Clearer error and warning messages, along with new Fix-its, make it easier to write proper Swift 1.2 code.

Stability improvements

The most common compiler crashes have been fixed. You should also see fewer SourceKit warnings within the Xcode editor.

1
votes

Mixing integer literal and float literal in one expression also causes long compile time.

1.0 + (1.0 + (1  * (1.0 + 1.0))) // 3429ms

1.0 + (1.0 + (1.0  * (1.0 + 1.0))) // 5ms

Many 1000+ms compile-time expressions are reduced to 10~100ms after I put a .0 after integer literal.

0
votes

Here's another case that can cause massive slowdowns with type inference. Coalescing operators.

Changing lines like:

abs(some_optional_variable ?? 0)

to

abs((some_optional_variable ?? 0) as VARIABLE_TYPE)

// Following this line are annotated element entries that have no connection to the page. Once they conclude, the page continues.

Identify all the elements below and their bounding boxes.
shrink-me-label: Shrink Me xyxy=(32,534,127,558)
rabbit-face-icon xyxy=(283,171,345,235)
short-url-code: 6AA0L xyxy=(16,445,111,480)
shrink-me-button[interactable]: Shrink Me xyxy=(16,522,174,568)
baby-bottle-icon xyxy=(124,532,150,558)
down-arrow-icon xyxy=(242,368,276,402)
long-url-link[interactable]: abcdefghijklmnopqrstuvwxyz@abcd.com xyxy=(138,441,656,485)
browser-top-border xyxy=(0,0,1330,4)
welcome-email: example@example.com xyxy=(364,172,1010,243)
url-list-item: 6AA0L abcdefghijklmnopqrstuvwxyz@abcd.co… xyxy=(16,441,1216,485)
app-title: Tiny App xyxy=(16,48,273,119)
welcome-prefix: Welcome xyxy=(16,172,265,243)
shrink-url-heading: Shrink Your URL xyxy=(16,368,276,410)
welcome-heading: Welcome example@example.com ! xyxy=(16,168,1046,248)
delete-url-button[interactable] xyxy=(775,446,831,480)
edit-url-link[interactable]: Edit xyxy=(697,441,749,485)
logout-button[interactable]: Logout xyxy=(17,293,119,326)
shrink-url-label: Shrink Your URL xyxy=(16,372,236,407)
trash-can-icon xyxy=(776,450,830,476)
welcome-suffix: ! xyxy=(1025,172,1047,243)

helped bring my compile time from 70s to 13s

0
votes

Nothing worked for me in Xcode 6.3.1 - when I added arround 100 Swift files Xcode randomly hanged on build and/or indexing. I've tried a modular option with no success.

Installing and using Xcode 6.4 Beta actually worked for me.

0
votes

This has been working like magic for me - Speed Up Swift Compilation. It reduced compilation time to 3 minutes from 10 minutes.

It says you should turn on the Whole Module Optimization while adding -Onone in Other Swift Flags.

I'm using Swift 3 on Xcode 8.3/Xcode 8.2.